Diese Geschichte von der Hochzeitsfeier ist ein gutes Beispiel dafür, was im Falle einer Krankschreibung erlaubt ist und was nicht. Grundsätzlich ist es nämlich nicht so, dass der krankgeschriebene Kollege die ganze Zeit im Bett liegen muss. Krankheit ist kein Hausarrest. Freizeitvergnügen sind also durchaus erlaubt. Vorausgesetzt, der Genesungsprozess wird dadurch weder gefährdet noch verhindert. Das ist arbeitsrechtlich klar geregelt. Der Weg zum Supermarkt oder in die Apotheke ist also kein Problem. Mit einem Bandscheibenvorfall beim Umzug zu helfen, das ist natürlich tabu. Und auch die Braut muss in diesem Fall leider auf das beliebte Ritual verzichten.

Fürsorge statt Misstrauen

Ich kenne die Diagnose Ihres Kollegen nicht. Aber wenn er mobil ist, dann darf er seine Freizeit entsprechend gestalten. Und wenn er ein großer Fußballfan ist, dann können die Endorphine, die bei jedem Tor ausgeschüttet werden, durchaus gesundheitsförderlich sein. Die ausschweifende Siegesfeier, die sollte er allerdings lieber meiden. Und auch eine Hochzeit im Familien- oder Freundkreis steht der Genesung nicht im Weg.

Weitere Informationen

Sabine Hornbostel - Expertin für Lebenshilfe

Als Psychotherapeutin kennt Sabine Hornbostel auch dunkle Seiten des Lebens.
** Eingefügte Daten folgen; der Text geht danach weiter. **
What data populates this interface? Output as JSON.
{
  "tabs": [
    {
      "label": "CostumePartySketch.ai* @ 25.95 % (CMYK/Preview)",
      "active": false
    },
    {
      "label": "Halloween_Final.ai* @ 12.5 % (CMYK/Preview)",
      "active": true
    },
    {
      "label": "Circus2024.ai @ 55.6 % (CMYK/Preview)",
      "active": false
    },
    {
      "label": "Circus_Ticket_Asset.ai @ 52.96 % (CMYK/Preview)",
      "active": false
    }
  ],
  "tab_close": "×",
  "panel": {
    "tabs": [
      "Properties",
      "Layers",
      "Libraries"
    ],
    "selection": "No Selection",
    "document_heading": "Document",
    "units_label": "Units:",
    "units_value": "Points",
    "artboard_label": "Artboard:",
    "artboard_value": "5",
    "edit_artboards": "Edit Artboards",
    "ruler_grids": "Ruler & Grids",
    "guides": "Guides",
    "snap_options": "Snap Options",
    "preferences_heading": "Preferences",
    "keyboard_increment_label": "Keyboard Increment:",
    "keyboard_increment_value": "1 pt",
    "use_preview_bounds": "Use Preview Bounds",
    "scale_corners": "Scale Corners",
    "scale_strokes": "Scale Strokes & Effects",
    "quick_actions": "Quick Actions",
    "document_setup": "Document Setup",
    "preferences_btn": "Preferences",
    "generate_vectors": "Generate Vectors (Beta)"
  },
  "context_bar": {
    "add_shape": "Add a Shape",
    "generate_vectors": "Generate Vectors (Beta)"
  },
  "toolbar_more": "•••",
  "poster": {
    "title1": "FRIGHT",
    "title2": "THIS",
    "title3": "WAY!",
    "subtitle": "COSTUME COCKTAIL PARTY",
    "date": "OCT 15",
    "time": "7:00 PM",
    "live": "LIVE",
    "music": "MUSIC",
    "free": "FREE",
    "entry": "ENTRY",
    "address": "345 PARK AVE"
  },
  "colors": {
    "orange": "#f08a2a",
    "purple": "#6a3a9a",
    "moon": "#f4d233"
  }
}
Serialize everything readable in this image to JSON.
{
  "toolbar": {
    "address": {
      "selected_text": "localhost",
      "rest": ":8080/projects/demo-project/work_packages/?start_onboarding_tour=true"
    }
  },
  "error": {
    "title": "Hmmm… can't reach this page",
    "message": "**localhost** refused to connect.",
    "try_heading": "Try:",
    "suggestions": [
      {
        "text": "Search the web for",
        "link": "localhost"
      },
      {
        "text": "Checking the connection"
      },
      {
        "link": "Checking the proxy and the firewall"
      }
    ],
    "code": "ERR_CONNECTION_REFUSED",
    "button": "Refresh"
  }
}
Auch Gewissenskonflikte sind ihr nicht fremd. Mit ihrem Rat möchte sie Hörern weiterhelfen. mehr

Ihr Misstrauen ist also eher unbegründet. Der Kollege tut nichts Verbotenes. Es stellt sich allerdings die Frage, warum er so oft krank ist. Was ihn vielleicht belastet. Tauschen Sie Ihre Skepsis doch lieber gegen Fürsorge ein. Wenden Sie sich dem Kollegen zu und finden Sie heraus, was ihn krank macht. Dann handeln Sie ganz im Sinne der Nächstenliebe. Und gehen vielleicht beim nächsten Mal sogar gemeinsam ins Stadion.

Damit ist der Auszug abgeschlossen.